Tax planning vs Tax evasion
Most of the times , these words ‘Tax Planning ‘ and “Tax Evasion’ are used interchangeably.However ,both of these terms are different , with a fine line between them.In this article, we will understand the meaning of these terms and their scope.We will also look into some cases and their implications.
What is Tax Planning?
Tax Planning refers to actions taken by the taxpayer to meet his tax obligations by availing the exemptions , deductions and reliefs , as allowed under Income Tax Act.
This is a legitimate way to manage and reduce the incidence of tax on the taxable income. For e.g. As per provisions under section 80IA ,certain type of eligible units can avail profit based deductions. These deductions stretch upto 100% of the profits.If any taxpayer starts such eligible unit to avail such deduction , then it would be called as Tax Planning.
What is Tax Evasion?
Where taxpayer consciously tries to
- Furnish incorrect or inaccurate information
- Conceal material information
- Suppress income
- Inflate the expenditure
- Fictitious transactions which results in diversion of income
- Claiming the deductions wrongfully and without complying with the restrictions
Then such practices will result in Tax Evasion. This is because all these activities will lead to decrease in income or increase in expenses , which finally results in no or little tax liability.
While we are analyzing Tax planning and Tax Evasion , we need to look at one more concept.There is one more concept of Tax Avoidance. It refers to carrying out the activities within legal framework, but defeating the very purpose of law.This can be termed as variant of Tax Evasion, but taxpayer will exploit loopholes in law to take undue advantage of the situation.
In short , Tax Avoidance is Tax Evasion , presented as Tax Planning.

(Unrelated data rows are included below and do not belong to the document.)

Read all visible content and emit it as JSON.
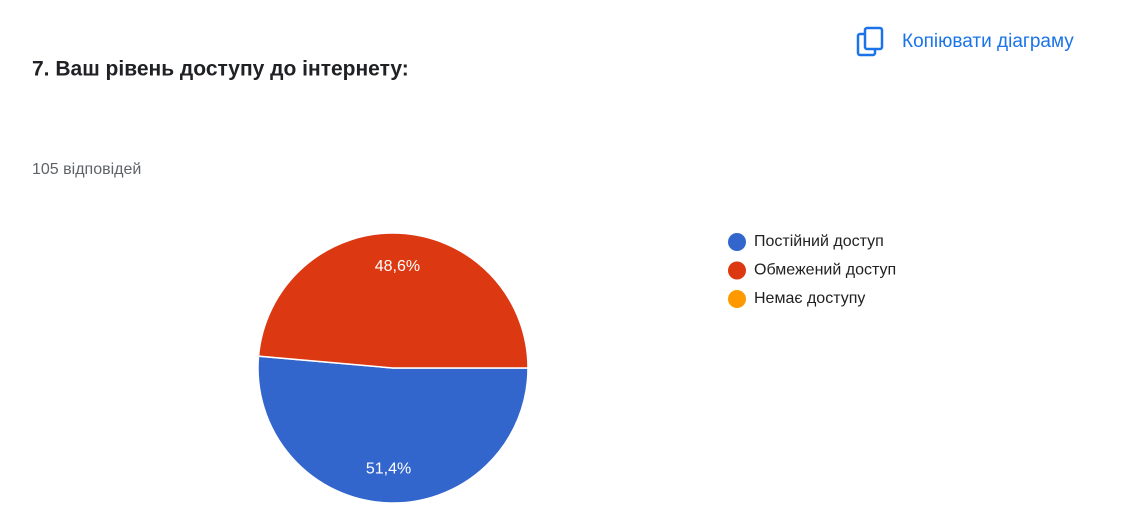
{
  "chart_data": {
    "type": "pie",
    "title": "7. Ваш рівень доступу до інтернету:",
    "subtitle": "105 відповідей",
    "copy_button": "Копіювати діаграму",
    "categories": [
      "Постійний доступ",
      "Обмежений доступ",
      "Немає доступу"
    ],
    "values": [
      51.4,
      48.6,
      0
    ],
    "value_labels": [
      "51,4%",
      "48,6%",
      null
    ],
    "colors": [
      "#3366cc",
      "#dc3912",
      "#ff9900"
    ],
    "legend": "right"
  }
}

Lets have an example which will clear the concepts
Mr. A who has estimated taxable income of Rs 100000 including salary and rent of the new house.He opens an HUF for tax purposes , to which certain taxable income could be shown as HUF income.he purchased the house in the name of HUF and showed the rent received as HUF income.This saves tax on rent income , which otherwise would have been taxed as Mr. A ‘s taxable income. This is known as Tax Planning.
Mr. B. is a businessman who carries on retail outlet.He fraudulently signs fake vouchers for expenses and claims them as business expenses. This will result in inflating of expenses which will reduce the tax liability.This will be recognized as case of Tax Evasion.Hence the taxpayer will be liable to penalty and prosecution , if any.
Mr. C is HNI (High Net Worth Individual) who has huge income which comes under tax net.so he decides to open a company in one of tax heavens like Panama.These countries have secrecy of transactions and little or no tax impact on the income.This is a legitimate way to divert the taxable income to generate tax free income. The income from company incorporated outside would be foreign income , hence not taxable for resident.Also most of the part of taxable income is also waived as it is used for incorporating company in Panama.Hence there will be unethical tax evasion , but within legal framework, Hence this tax avoidance.
|Tax Planning||Tax evasion or Tax Avoiadance|
|Ethical way to save tax||Unethical way to save tax|
|Taxpayer does not inflate expenses or decrease income||Taxpayer inflates expenses or decreases income or diverts the income|
|The income Tax Act allows various deductions or exemptions , hence tax planning is legitimate way to save tax||The taxpayer either takes undue advantage of the legal framework or avoids the tax by devising mailiciuos activities.|
|Tax Planning involves disclosure of material information||Tax evasion involves non disclosure of material information or presentation of misleading information.|
|Tax planning rewards the taxpayer in terms of tax savings||Tax evasion gives rise to black money and is punishable by law as prescribed in the Income Tax Act.|
Tax evasion cases came strikingly forward when Vodafone case came before the Income Tax department.This case basically involved indirect transfer of shares in Indian company from One NRI (Non Resident Indian) to another NRI.This transaction resulted in huge capital gain which was contended as Non taxable by the company.
This transaction is actually an indirect transfer of an Indian asset by , which was not regulated by Income Tax Act.It also involved retrospective tax issue , which is still pending in Supreme Court.
Cases like this, have reduced and diverted the tax revenue actually belonging to Indian government .However government is taking firm steps by preferring appeal as in Vodafone Case.The government will be encouraging to bring in predictable tax regime which will ensure no retrospective tax issues.This will certainly bring down the cases of tax evasion to a certain extent.
Offshore structures (disclosed in Panama Papers ) and unpredictable tax regime is followed byTax Evasion.This is because the tax law have certain major loopholes which can be easily exploited by criminal masterminds.However it is the choice of the taxpayer whether to go for tax planning – the ethical way or Tax Evasion – the illegitimate way.